2. Our scoring engine already surfaces that ambiguity
The same links whose language was hedged are the links whose total score lands nearest the binary threshold:
| Link | Fraud hedge | total | Binary (>= 2.5) |
|---|---|---|---|
| 2 | ”going to call” | 1.5 | Mismatch (forced) |
| 6 | ”probably good” | 2.5 | Match (exactly at gate) |
| 8 | ”probably good” | 2.75 | Match (just above) |
The other six links are all well away from the threshold — ≥ 4.0 for unambiguous matches, ≤ 1.25 for unambiguous mismatches. The ambiguity isn’t a bug; it’s information we were discarding.
3. Three-tier output on the 9-link fixture
With REVIEW_LOW = 1.5 and REVIEW_HIGH = 3.5:
| Link | total | Triage tier | Matches fraud-team language? |
|---|---|---|---|
| 1 | 5.5 | Match | ✓ “Looks good!“ |
| 2 | 1.5 | Review | ✓ “going to call the customer” |
| 3 | 4.0 | Match | ✓ “good to go” |
| 4 | 0.0 | Mismatch | ✓ “I don’t see any connection” |
| 5 | 4.0 | Match | ✓ all three signals agree |
| 6 | 2.5 | Review | ✓ “probably good” |
| 7 | 4.0 | Match | ✓ “Direct name match and phone match” |
| 8 | 2.75 | Review | ✓ “probably good” |
| 9 | 1.25 | Mismatch | ✓ “doesn’t seem to match at all” |
Totals: 4 Match, 3 Review, 2 Mismatch. Verified by tests/test_solution_triage.py::test_triage_full_output.

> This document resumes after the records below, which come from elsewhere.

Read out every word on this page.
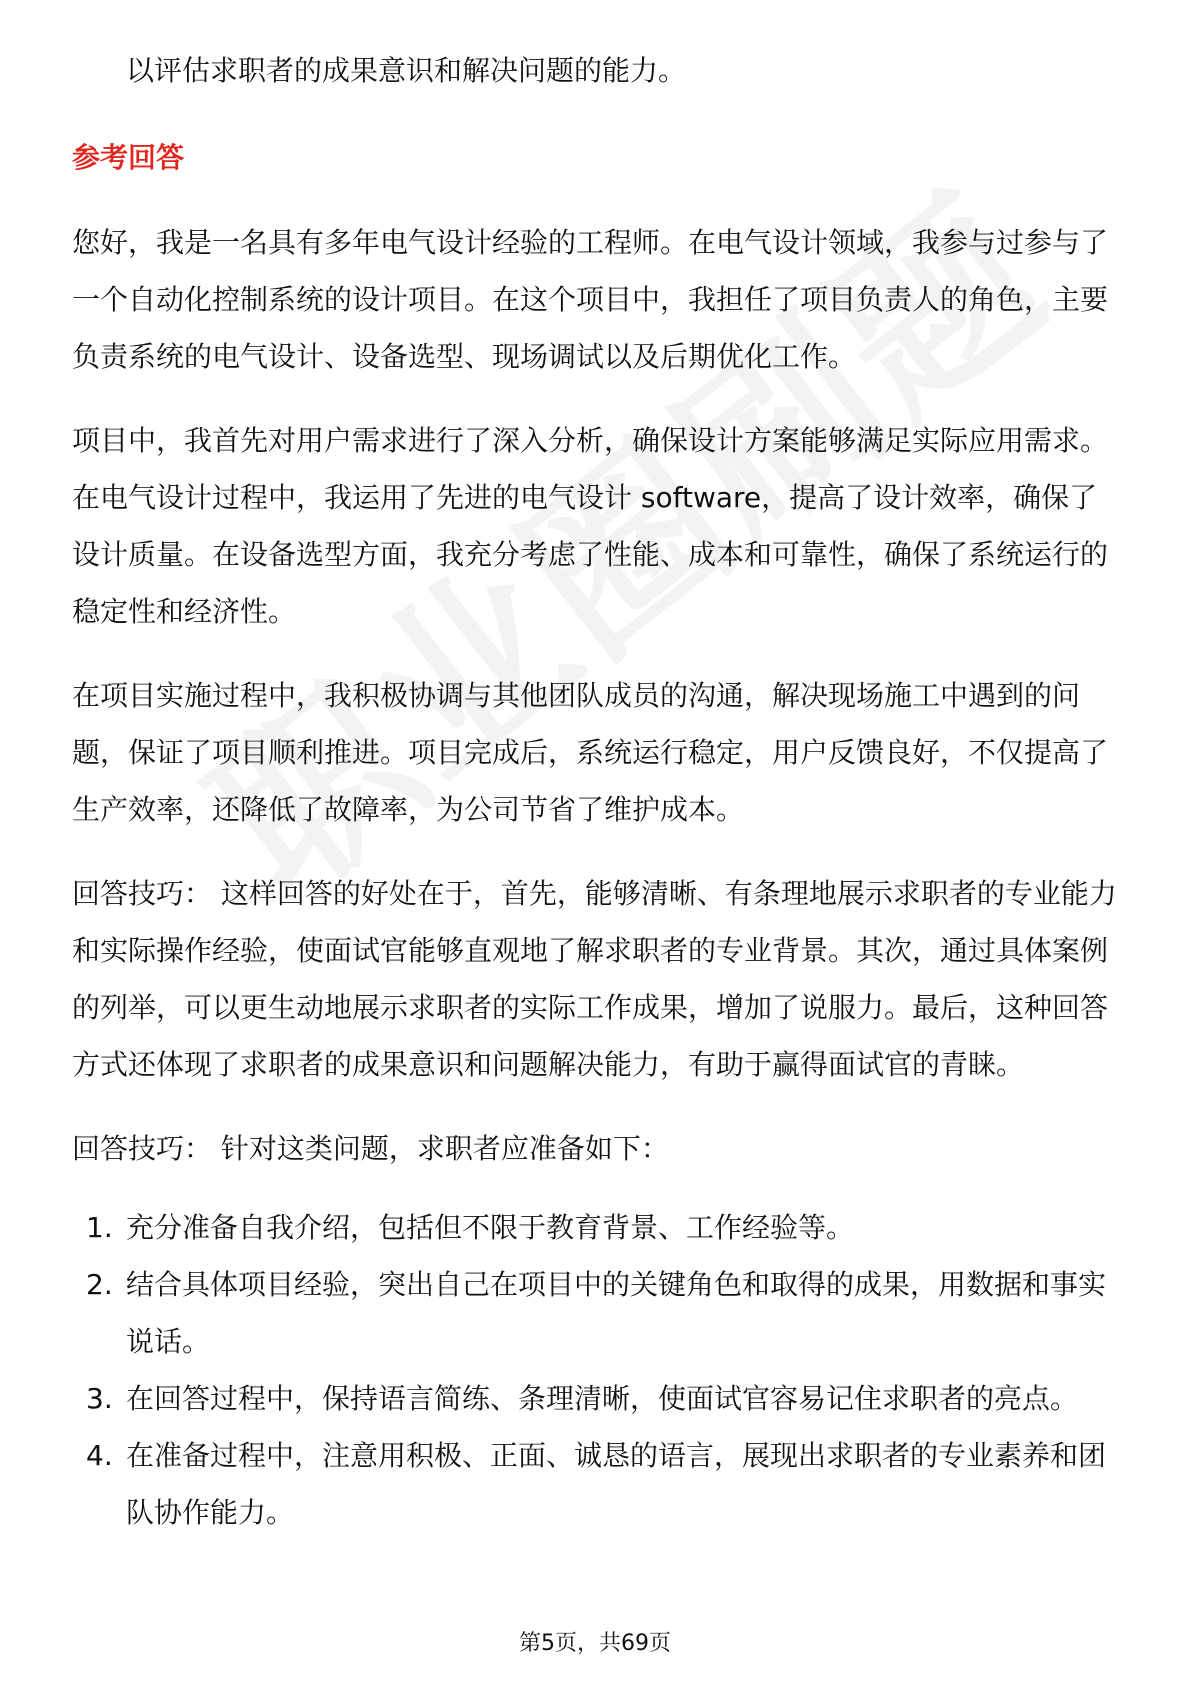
以评估求职者的成果意识和解决问题的能力。

参考回答

您好，我是一名具有多年电气设计经验的工程师。在电气设计领域，我参与过参与了一个自动化控制系统的设计项目。在这个项目中，我担任了项目负责人的角色，主要负责系统的电气设计、设备选型、现场调试以及后期优化工作。

项目中，我首先对用户需求进行了深入分析，确保设计方案能够满足实际应用需求。在电气设计过程中，我运用了先进的电气设计 software，提高了设计效率，确保了设计质量。在设备选型方面，我充分考虑了性能、成本和可靠性，确保了系统运行的稳定性和经济性。

在项目实施过程中，我积极协调与其他团队成员的沟通，解决现场施工中遇到的问题，保证了项目顺利推进。项目完成后，系统运行稳定，用户反馈良好，不仅提高了生产效率，还降低了故障率，为公司节省了维护成本。

回答技巧： 这样回答的好处在于，首先，能够清晰、有条理地展示求职者的专业能力和实际操作经验，使面试官能够直观地了解求职者的专业背景。其次，通过具体案例的列举，可以更生动地展示求职者的实际工作成果，增加了说服力。最后，这种回答方式还体现了求职者的成果意识和问题解决能力，有助于赢得面试官的青睐。

回答技巧： 针对这类问题，求职者应准备如下：

1. 充分准备自我介绍，包括但不限于教育背景、工作经验等。
2. 结合具体项目经验，突出自己在项目中的关键角色和取得的成果，用数据和事实说话。
3. 在回答过程中，保持语言简练、条理清晰，使面试官容易记住求职者的亮点。
4. 在准备过程中，注意用积极、正面、诚恳的语言，展现出求职者的专业素养和团队协作能力。
第5页，共69页
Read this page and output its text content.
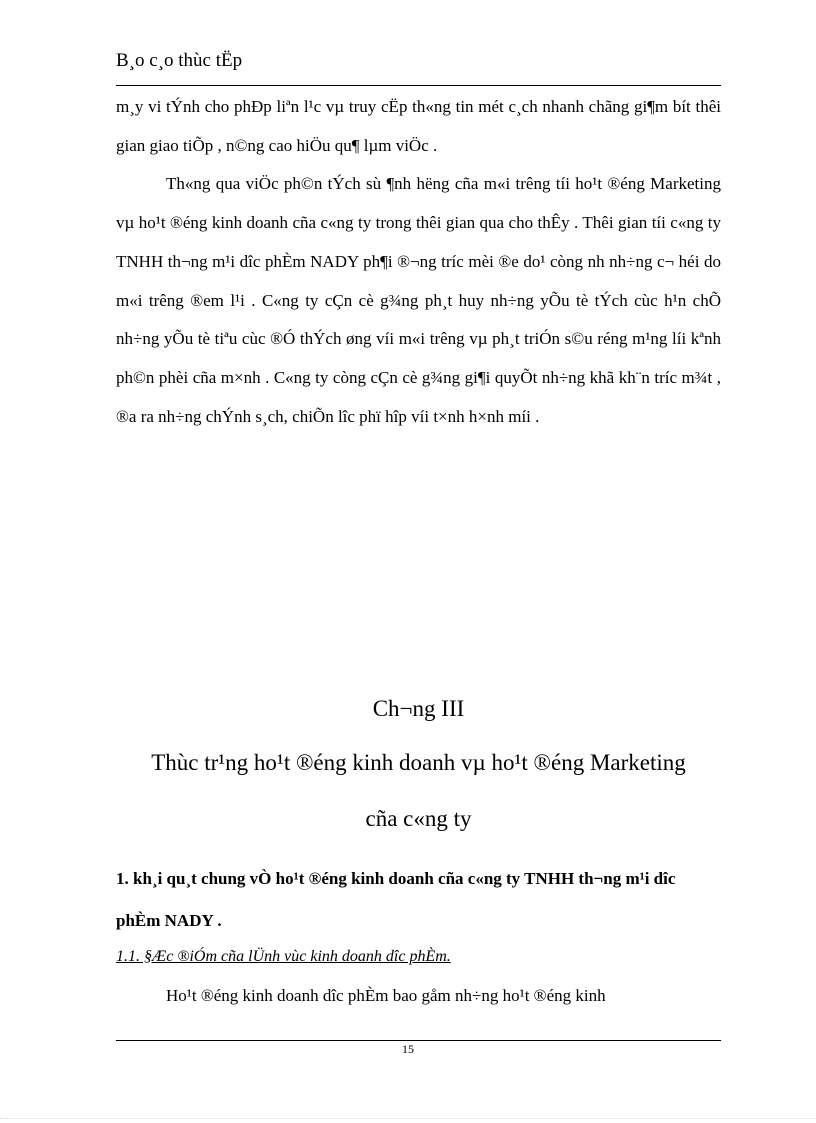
B¸o c¸o thùc tËp

m¸y vi tÝnh cho phÐp liªn l¹c vµ truy cËp th«ng tin mét c¸ch nhanh chãng gi¶m bít thêi gian giao tiÕp , n©ng cao hiÖu qu¶ lµm viÖc .

Th«ng qua viÖc ph©n tÝch sù ¶nh hëng cña m«i trêng tíi ho¹t ®éng Marketing vµ ho¹t ®éng kinh doanh cña c«ng ty trong thêi gian qua cho thÊy . Thêi gian tíi c«ng ty TNHH th¬ng m¹i dîc phÈm NADY ph¶i ®¬ng tríc mèi ®e do¹ còng nh nh÷ng c¬ héi do m«i trêng ®em l¹i . C«ng ty cÇn cè g¾ng ph¸t huy nh÷ng yÕu tè tÝch cùc h¹n chÕ nh÷ng yÕu tè tiªu cùc ®Ó thÝch øng víi m«i trêng vµ ph¸t triÓn s©u réng m¹ng líi kªnh ph©n phèi cña m×nh . C«ng ty còng cÇn cè g¾ng gi¶i quyÕt nh÷ng khã kh¨n tríc m¾t , ®a ra nh÷ng chÝnh s¸ch, chiÕn lîc phï hîp víi t×nh h×nh míi .

Ch¬ng III
Thùc tr¹ng ho¹t ®éng kinh doanh vµ ho¹t ®éng Marketing
cña c«ng ty
1. kh¸i qu¸t chung vÒ ho¹t ®éng kinh doanh cña c«ng ty TNHH th¬ng m¹i dîc phÈm NADY .
1.1. §Æc ®iÓm cña lÜnh vùc kinh doanh dîc phÈm.
Ho¹t ®éng kinh doanh dîc phÈm bao gåm nh÷ng ho¹t ®éng kinh
15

Relation to Fellegi–Sunter
This is F&S’s original framing (matching-approach): two cutoffs on a likelihood-ratio-ordered statistic producing A₁ (link), A₂ (possible link), A₃ (non-link). We chose the cutoffs to fit the fraud-team’s own hedging language on the 9-link fixture; F&S would derive them from target false-match and false-non-match error rates μ and λ. The structure is the same; our constants are heuristic.